Name: Al Kavadlo, CSCS
Location: New York, NY
Occupation: Trainer, author, lead instructor of Progressive Calisthenics Certification
It’s become a common cliché that bodyweight athletes don’t have strong legs. Look at the comments on any YouTube clip showcasing advanced calisthenics, and you’re bound to see someone hating on the lack of lower-body development. A number of coaches also insist that it’s impossible to build a strong, powerful lower body without external weights.
Balderdash, I say! Bodyweight exercises alone can make you every bit as strong as can barbells and dumbbells. You just need to push yourself and get a little creative.

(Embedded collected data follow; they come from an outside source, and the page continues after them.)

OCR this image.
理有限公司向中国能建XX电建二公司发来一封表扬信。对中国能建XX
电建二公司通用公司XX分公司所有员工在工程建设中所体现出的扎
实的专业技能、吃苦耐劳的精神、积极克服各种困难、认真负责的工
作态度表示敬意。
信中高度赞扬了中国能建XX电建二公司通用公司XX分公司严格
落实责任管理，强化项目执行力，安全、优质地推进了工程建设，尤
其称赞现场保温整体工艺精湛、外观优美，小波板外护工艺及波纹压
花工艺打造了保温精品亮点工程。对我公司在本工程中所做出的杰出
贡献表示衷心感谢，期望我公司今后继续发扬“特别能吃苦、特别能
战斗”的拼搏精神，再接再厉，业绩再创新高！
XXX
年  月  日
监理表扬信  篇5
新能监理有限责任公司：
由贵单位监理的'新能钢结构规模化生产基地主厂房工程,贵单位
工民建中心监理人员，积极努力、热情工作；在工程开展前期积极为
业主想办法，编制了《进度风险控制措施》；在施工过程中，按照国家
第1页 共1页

While newcomers need to spend some time honing their bodyweight squats and lunges, it usually doesn’t take long for these basic exercises to max out on their strength benefits. Once this occurs, however, adding weight is not the only solution; you can continue to build strength by simply progressing to more difficult bodyweight exercises, like I discuss in my book Pushing The Limits.
Ultimately, I recommend working up to single-leg movements like the pistol squat to get the most out of calisthenics leg training. However, these types of advanced movements may remain out of reach until you’ve built more strength. As an intermediate step, jump training can add a challenge to your lower-body workouts without the need for weights or equipment. And even if you’re well-versed in pistol squats, some of these simple exercises may offer you a new challenge and a welcomed change of pace.
1 Jump Squat
A jump squat is like a regular bodyweight squat, except instead of simply standing up at the top of your range of motion, you jump as high as you can, lifting your knees toward your chest at the top. You can do them jumping in place or up onto an object.
Though your legs obviously do most of the work, jump squats are a full-body exercise, so use your arms to generate momentum. Remember to stay light on your feet and avoid landing with your knees locked. Keep your joints relaxed and do your best to absorb the impact as gently as possible.
Try to go directly from one jump into the next, taking advantage of the elasticity of your muscles and their stretch reflex. If you’re not able to do this at first, however, just reset and take a few seconds between reps as needed.
“Though your legs obviously do most of the work, jump squats are a full-body exercise, so use your arms to generate momentum.”
2 Broad Jump
Another fun plyometric squat variant, the broad jump is essentially the same as the jump squat except you jump forward, not upward. You still want to lift your legs high as you jump, however; this will help you clear more distance. Leaving your legs dangling isn’t as aerodynamic. You’ll need a lot of space to practice broad jumps; I recommend a park or field.
Again, try to go from one rep right into the next, though feel free to take a few seconds between reps if you need to when starting out.
“Lunges are one of my favorite leg exercises, but like anything else, they need to be progressed once they cease to be a challenge.”
3 Jump Lunge
Lunges are one of my favorite leg exercises, but like anything else, they need to be progressed once they cease to be a challenge.
Start out with a stationary jump lunge by lowering yourself down into a split squat and jumping up at the top, gently landing back into the bottom position with your knees bent. Do several in a row, and then switch legs.
When you get comfortable with those, the cycle lunge is a more advanced jump lunge worth trying. It starts out the same as the stationary jump lunge, but once you’re in the air, you’ll have to quickly switch your legs before landing. Continue to alternate legs with each rep, going from one right into the next. Feel free to swing your arms for momentum or keep them at your sides. It might take a little practice to land comfortably without losing your balance.
Though often overlooked, running is arguably the most natural and fundamental of all lower-body calisthenics exercises. Though most people associate running with long-distance cardio training, sprinting turns up the intensity to such a degree that the body’s response is more like performing a heavy set of barbell squats than jogging a 10K. Yes, you can actually build strength and muscle through sprinting!
“The body’s response to sprinting is more like performing a heavy set of barbell squats than jogging a 10K.”
Remember that when you sprint, both of your feet are often in the air at the same time, so sprinting is pretty much a form of jump training. You can do sprints for time or for distance, but either way, keep them brief and intense for the most strength benefits.
Here’s a simple routine that can be done anytime to help you find your footing in jump training.
There is no single strength building method that’s guaranteed to work best for everybody. Weight training will forever have its place in strength and conditioning, but there will always be alternative options to help build athleticism outside of the traditional weight room setting. Bodyweight workouts are often the most practical means of getting a quick but effective workout when you’ve got a busy schedule and/or don’t belong to a gym.
Give the workout above a shot. I promise it will leave your quads aching and your hamstrings hammered.